I contatti continueranno - Il Consiglio federale intende ora analizzare la nuova situazione per poi decidere cosa fare in futuro. «La Svizzera - precisa il Governo - era e rimane in contatto con le autorità competenti degli Stati Uniti e prosegue nella ricerca di una soluzione negoziata con gli USA, in conformità con l’ordinamento giuridico svizzero, compresi gli obblighi sanciti dal diritto internazionale».
I dazi aggiuntivi citati si discostano notevolmente dalla bozza della dichiarazione d’intenti congiunta. Quella bozza era il frutto di intensi colloqui tra la Svizzera e gli Stati Uniti negli ultimi mesi ed era stata approvata dal Consiglio federale il 4.7. 2025.
— Bundesrat • Conseil fédéral • Consiglio federale (@BR_Sprecher) August 1, 2025
Per Trump il deficit commerciale è «una minaccia» - Per Trump, la questione principale è rappresentata dal deficit commerciale. Nel decreto, Trump definisce le conseguenze dei disavanzi fra esportazioni e importazioni «una minaccia insolita e straordinaria alla sicurezza nazionale e all'economia degli Stati Uniti». Per questo motivo in aprile aveva iniziato a imporre tariffe aggiuntive sull'import: pochi giorni dopo aveva abbassato l'aliquota tariffaria per molti paesi (Svizzera compresa) al 10% e aveva concesso un periodo di negoziazione di 90 giorni, fino al primo agosto, per presentare proposte su come compensare i deficit commerciali.
Per quanto riguarda l'elenco ora pubblicato - in cui è inclusa la Svizzera - Trump ha scritto che «alcuni paesi» hanno concluso un accordo commerciale o di sicurezza con gli Stati Uniti o sono in procinto di farlo. Non è chiaro se la Confederazione sia tra questi. Nell'ottica di Trump i dazi stabiliti nell'ordinanza si applicheranno a tali nazioni fino a quando queste intese non saranno concluse «o fino a quando non emetterò ordini successivi che definiscano i termini di questi accordi».
Non è chiaro se la Berna possa o voglia continuare a negoziare con gli Stati Uniti. Mercoledì Keller-Sutter aveva dichiarato che trattative possono sempre essere portati avanti. Di norma, «non è mai detta l'ultima parola», aveva affermato in quell'occasione.

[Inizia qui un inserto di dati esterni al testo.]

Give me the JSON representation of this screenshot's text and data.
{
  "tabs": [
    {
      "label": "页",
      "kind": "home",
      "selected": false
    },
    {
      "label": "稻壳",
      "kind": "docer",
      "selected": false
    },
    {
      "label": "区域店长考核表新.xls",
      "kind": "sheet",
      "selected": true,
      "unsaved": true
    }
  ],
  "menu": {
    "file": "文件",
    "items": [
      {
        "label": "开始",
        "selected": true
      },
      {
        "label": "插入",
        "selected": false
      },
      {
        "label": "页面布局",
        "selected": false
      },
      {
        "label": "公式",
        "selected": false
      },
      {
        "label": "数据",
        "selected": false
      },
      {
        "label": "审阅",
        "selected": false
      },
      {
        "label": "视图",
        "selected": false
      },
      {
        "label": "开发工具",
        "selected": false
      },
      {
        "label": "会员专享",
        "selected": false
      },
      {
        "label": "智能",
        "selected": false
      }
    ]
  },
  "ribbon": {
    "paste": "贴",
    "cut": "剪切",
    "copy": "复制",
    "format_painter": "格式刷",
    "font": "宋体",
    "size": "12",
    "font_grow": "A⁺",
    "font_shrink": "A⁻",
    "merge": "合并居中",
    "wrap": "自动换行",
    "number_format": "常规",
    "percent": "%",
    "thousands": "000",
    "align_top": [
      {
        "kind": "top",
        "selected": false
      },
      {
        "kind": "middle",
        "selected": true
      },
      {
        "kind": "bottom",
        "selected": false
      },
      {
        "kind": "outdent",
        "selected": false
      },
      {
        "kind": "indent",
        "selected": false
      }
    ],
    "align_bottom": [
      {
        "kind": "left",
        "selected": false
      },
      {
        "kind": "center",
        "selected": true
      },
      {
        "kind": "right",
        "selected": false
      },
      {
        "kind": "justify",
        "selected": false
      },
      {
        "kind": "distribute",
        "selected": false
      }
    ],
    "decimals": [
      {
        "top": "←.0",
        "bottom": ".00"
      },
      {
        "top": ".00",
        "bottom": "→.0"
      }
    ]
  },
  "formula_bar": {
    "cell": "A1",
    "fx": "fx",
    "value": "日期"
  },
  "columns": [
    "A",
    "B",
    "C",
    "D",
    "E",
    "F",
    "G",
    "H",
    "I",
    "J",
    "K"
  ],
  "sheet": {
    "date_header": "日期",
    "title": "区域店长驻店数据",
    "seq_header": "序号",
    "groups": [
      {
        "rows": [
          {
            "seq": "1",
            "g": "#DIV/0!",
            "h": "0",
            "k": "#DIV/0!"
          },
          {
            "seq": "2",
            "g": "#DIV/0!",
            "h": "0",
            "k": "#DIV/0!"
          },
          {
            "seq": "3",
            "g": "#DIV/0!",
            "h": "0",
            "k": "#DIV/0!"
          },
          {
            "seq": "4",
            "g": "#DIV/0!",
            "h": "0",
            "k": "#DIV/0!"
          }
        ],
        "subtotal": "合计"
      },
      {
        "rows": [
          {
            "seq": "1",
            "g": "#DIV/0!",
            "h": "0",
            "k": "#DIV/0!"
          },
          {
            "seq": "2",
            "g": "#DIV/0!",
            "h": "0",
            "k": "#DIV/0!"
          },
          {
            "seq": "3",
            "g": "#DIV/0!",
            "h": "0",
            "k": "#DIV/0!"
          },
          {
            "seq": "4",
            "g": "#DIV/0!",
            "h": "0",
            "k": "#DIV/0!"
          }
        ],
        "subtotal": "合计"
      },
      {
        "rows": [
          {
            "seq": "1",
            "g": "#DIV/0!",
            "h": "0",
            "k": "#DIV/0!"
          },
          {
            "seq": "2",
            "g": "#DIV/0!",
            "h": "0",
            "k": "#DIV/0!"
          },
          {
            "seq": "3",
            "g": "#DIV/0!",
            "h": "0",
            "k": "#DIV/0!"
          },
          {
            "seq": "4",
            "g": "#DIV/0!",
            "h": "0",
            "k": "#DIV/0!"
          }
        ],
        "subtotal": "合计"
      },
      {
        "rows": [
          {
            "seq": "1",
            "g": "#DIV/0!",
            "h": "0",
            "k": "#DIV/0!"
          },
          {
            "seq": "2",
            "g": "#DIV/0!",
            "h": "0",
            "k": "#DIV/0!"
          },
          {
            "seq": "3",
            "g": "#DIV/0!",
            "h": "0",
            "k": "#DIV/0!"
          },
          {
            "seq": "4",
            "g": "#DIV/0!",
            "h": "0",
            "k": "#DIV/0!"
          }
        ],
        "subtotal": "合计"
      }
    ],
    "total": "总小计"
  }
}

Gli altri - Le barriere doganali imposte ai vari paesi vanno dal 10 al 41%. Trump ha imposto i dazi più alti alla Siria, mentre l'Ue, il Giappone, la Corea del Sud e numerosi altri stati sono soggetti a un'aliquota del 15%.
Il primo dato di rilievo è che, nonostante i timori in Europa e la mancanza di unanimità, l'accordo stipulato dal presidente americano e dalla presidente della Commissione europea Ursula von der Leyen in Scozia ha retto. Nella lunga lista di paesi colpiti dalle misure, infatti, l'Unione europea resta con un dazio del 15%, come stabilito nell'incontro bilaterale tra i due leader. Confermato anche quello per il Giappone, al 15%, e la Gran Bretagna al 10%. Penalizzato, invece, il Canada con un aumento dal 25% al 35%, «in risposta alla continua inazione e alle ritorsioni di Ottawa». Il premier dell'Ontario Doug Ford ha esortato il primo ministro canadese Mark Carney a non cedere.

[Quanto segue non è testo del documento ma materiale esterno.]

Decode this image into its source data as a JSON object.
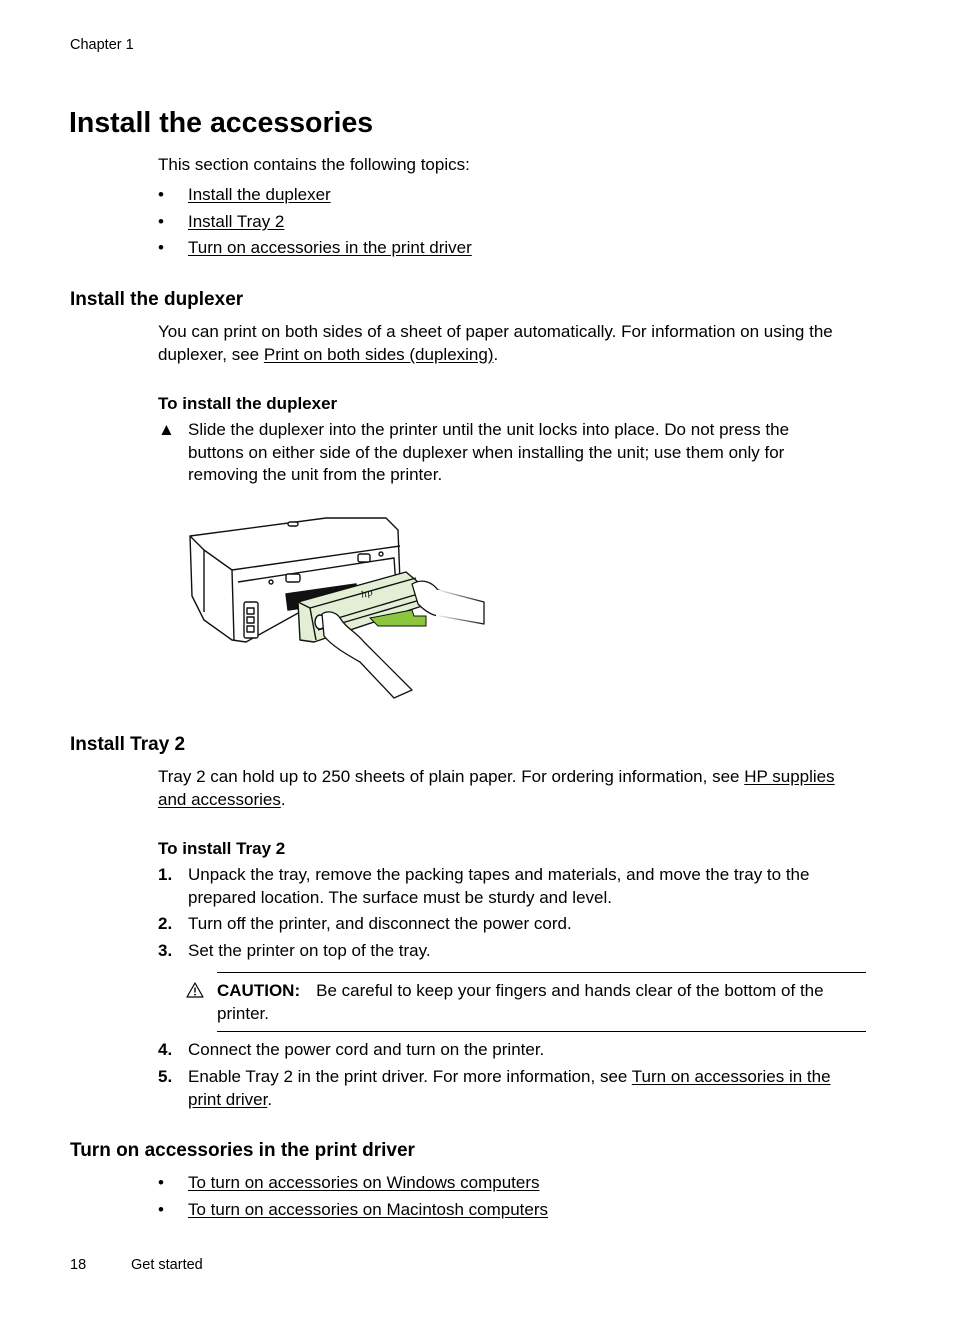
{
  "header": {
    "running_head": "Chapter 1"
  },
  "title": "Install the accessories",
  "intro": {
    "text": "This section contains the following topics:",
    "topics": [
      {
        "label": "Install the duplexer"
      },
      {
        "label": "Install Tray 2"
      },
      {
        "label": "Turn on accessories in the print driver"
      }
    ]
  },
  "duplexer": {
    "heading": "Install the duplexer",
    "para_prefix": "You can print on both sides of a sheet of paper automatically. For information on using the duplexer, see ",
    "para_link": "Print on both sides (duplexing)",
    "para_suffix": ".",
    "procedure_title": "To install the duplexer",
    "step_icon": "▲",
    "step_text": "Slide the duplexer into the printer until the unit locks into place. Do not press the buttons on either side of the duplexer when installing the unit; use them only for removing the unit from the printer.",
    "illustration": {
      "description": "Hands sliding the duplexer unit into the back of the printer",
      "logo_text": "hp",
      "colors": {
        "duplexer": "#e2efd4",
        "arrow": "#8cc63f",
        "outline": "#111111"
      }
    }
  },
  "tray2": {
    "heading": "Install Tray 2",
    "para_prefix": "Tray 2 can hold up to 250 sheets of plain paper. For ordering information, see ",
    "para_link": "HP supplies and accessories",
    "para_suffix": ".",
    "procedure_title": "To install Tray 2",
    "steps": [
      {
        "num": "1.",
        "text": "Unpack the tray, remove the packing tapes and materials, and move the tray to the prepared location. The surface must be sturdy and level."
      },
      {
        "num": "2.",
        "text": "Turn off the printer, and disconnect the power cord."
      },
      {
        "num": "3.",
        "text": "Set the printer on top of the tray."
      },
      {
        "num": "4.",
        "text": "Connect the power cord and turn on the printer."
      },
      {
        "num": "5.",
        "text_prefix": "Enable Tray 2 in the print driver. For more information, see ",
        "link": "Turn on accessories in the print driver",
        "text_suffix": "."
      }
    ],
    "caution": {
      "label": "CAUTION:",
      "text": "Be careful to keep your fingers and hands clear of the bottom of the printer."
    }
  },
  "driver": {
    "heading": "Turn on accessories in the print driver",
    "links": [
      {
        "label": "To turn on accessories on Windows computers"
      },
      {
        "label": "To turn on accessories on Macintosh computers"
      }
    ]
  },
  "footer": {
    "page_number": "18",
    "section": "Get started"
  },
  "bullet_glyph": "•"
}
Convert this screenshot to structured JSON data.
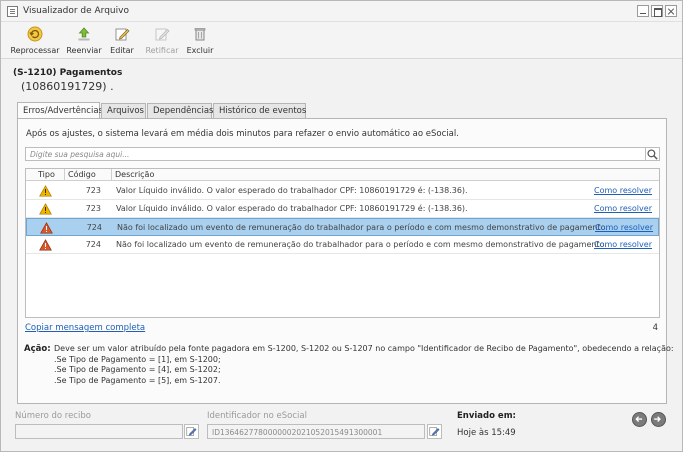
{
  "window": {
    "title": "Visualizador de Arquivo"
  },
  "toolbar": {
    "reprocess": "Reprocessar",
    "resend": "Reenviar",
    "edit": "Editar",
    "rectify": "Retificar",
    "delete": "Excluir"
  },
  "record": {
    "title": "(S-1210) Pagamentos",
    "subtitle": "(10860191729) ."
  },
  "tabs": [
    "Erros/Advertências",
    "Arquivos",
    "Dependências",
    "Histórico de eventos"
  ],
  "info_text": "Após os ajustes, o sistema levará em média dois minutos para refazer o envio automático ao eSocial.",
  "search": {
    "placeholder": "Digite sua pesquisa aqui..."
  },
  "table": {
    "columns": [
      "Tipo",
      "Código",
      "Descrição"
    ],
    "rows": [
      {
        "type": "warning",
        "code": "723",
        "description": "Valor Líquido inválido. O valor esperado do trabalhador CPF: 10860191729 é: (-138.36).",
        "action": "Como resolver",
        "selected": false
      },
      {
        "type": "warning",
        "code": "723",
        "description": "Valor Líquido inválido. O valor esperado do trabalhador CPF: 10860191729 é: (-138.36).",
        "action": "Como resolver",
        "selected": false
      },
      {
        "type": "error",
        "code": "724",
        "description": "Não foi localizado um evento de remuneração do trabalhador para o período e com mesmo demonstrativo de pagamento.",
        "action": "Como resolver",
        "selected": true
      },
      {
        "type": "error",
        "code": "724",
        "description": "Não foi localizado um evento de remuneração do trabalhador para o período e com mesmo demonstrativo de pagamento.",
        "action": "Como resolver",
        "selected": false
      }
    ]
  },
  "copy_link": "Copiar mensagem completa",
  "count": "4",
  "action": {
    "label": "Ação:",
    "lines": [
      "Deve ser um valor atribuído pela fonte pagadora em S-1200, S-1202 ou S-1207 no campo \"Identificador de Recibo de Pagamento\", obedecendo a relação:",
      ".Se Tipo de Pagamento = [1], em S-1200;",
      ".Se Tipo de Pagamento = [4], em S-1202;",
      ".Se Tipo de Pagamento = [5], em S-1207."
    ]
  },
  "footer": {
    "receipt_label": "Número do recibo",
    "receipt_value": "",
    "esocial_id_label": "Identificador no eSocial",
    "esocial_id_value": "ID1364627780000002021052015491300001",
    "sent_label": "Enviado em:",
    "sent_value": "Hoje às 15:49"
  },
  "colors": {
    "warning": "#f0b400",
    "error": "#d9582b",
    "link": "#1f5fb8",
    "selection": "#a9d0ef"
  }
}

Invariati anche i dazi per l'India, al 25% e la Corea del Sud al 15%. Nella lista pubblicata in serata dalla Casa Bianca si precisa, inoltre, che le merci importate da ogni nazione del mondo saranno soggette a una tariffa del 10%, a eccezione dei beni provenienti dai 92 paesi elencati in un allegato, che sono soggette a tariffe più elevate. Il dazio più alto riguarda i prodotti provenienti dalla Siria, che saranno tassati al 41%. Il Brasile è ancora dato al 10%, ma un precedente ordine firmato da Trump nel pomeriggio di giovedì ha aggiunto un ulteriore dazio del 40% su alcune merci per punire il presidente Lula, in risposta al processo all'ex presidente, Jair Bolsonaro.

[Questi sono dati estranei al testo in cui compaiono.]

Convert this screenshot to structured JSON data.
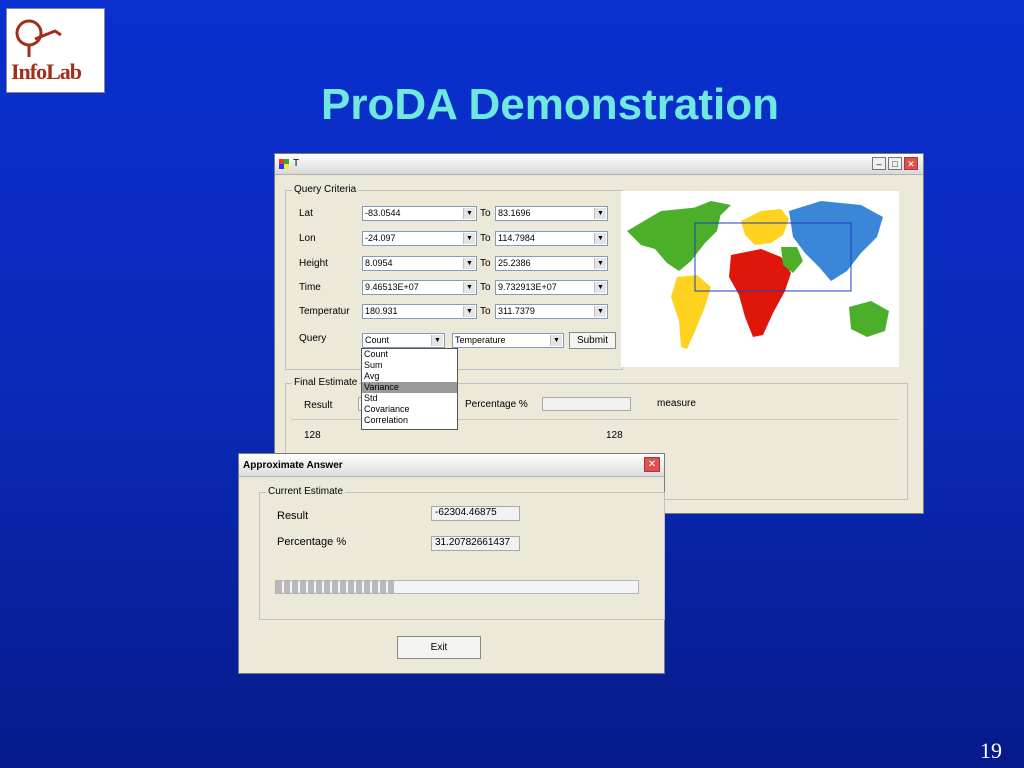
{
  "slide": {
    "title": "ProDA Demonstration",
    "page_number": "19",
    "logo_text": "InfoLab"
  },
  "main_window": {
    "title": "T",
    "query_criteria": {
      "legend": "Query Criteria",
      "to_label": "To",
      "rows": [
        {
          "label": "Lat",
          "from": "-83.0544",
          "to": "83.1696"
        },
        {
          "label": "Lon",
          "from": "-24.097",
          "to": "114.7984"
        },
        {
          "label": "Height",
          "from": "8.0954",
          "to": "25.2386"
        },
        {
          "label": "Time",
          "from": "9.46513E+07",
          "to": "9.732913E+07"
        },
        {
          "label": "Temperatur",
          "from": "180.931",
          "to": "311.7379"
        }
      ],
      "query_label": "Query",
      "query_func": "Count",
      "query_attr": "Temperature",
      "submit_label": "Submit",
      "dropdown_options": [
        "Count",
        "Sum",
        "Avg",
        "Variance",
        "Std",
        "Covariance",
        "Correlation"
      ],
      "dropdown_selected_index": 3
    },
    "final_estimate": {
      "legend": "Final Estimate",
      "result_label": "Result",
      "percentage_label": "Percentage %",
      "measure_label": "measure",
      "left_count": "128",
      "right_count": "128"
    }
  },
  "dialog": {
    "title": "Approximate Answer",
    "group_legend": "Current Estimate",
    "result_label": "Result",
    "result_value": "-62304.46875",
    "percentage_label": "Percentage %",
    "percentage_value": "31.20782661437",
    "progress_fraction": 0.33,
    "exit_label": "Exit"
  },
  "colors": {
    "background": "#0a2fd0",
    "title": "#6fe8e0",
    "window": "#ece9d8"
  }
}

Oltre alle nuove tariffe stabilite per ciascun paese, l'ordine esecutivo di Trump stabilisce anche un dazio del 40% su qualsiasi merce che la U.S. Customs and Border Protection determini essere stata «trasbordata» per evitare misure più elevate altrove. Ciò avviene principalmente quando merci prodotte in Cina vengono spedite in un altro paese e riconfezionate.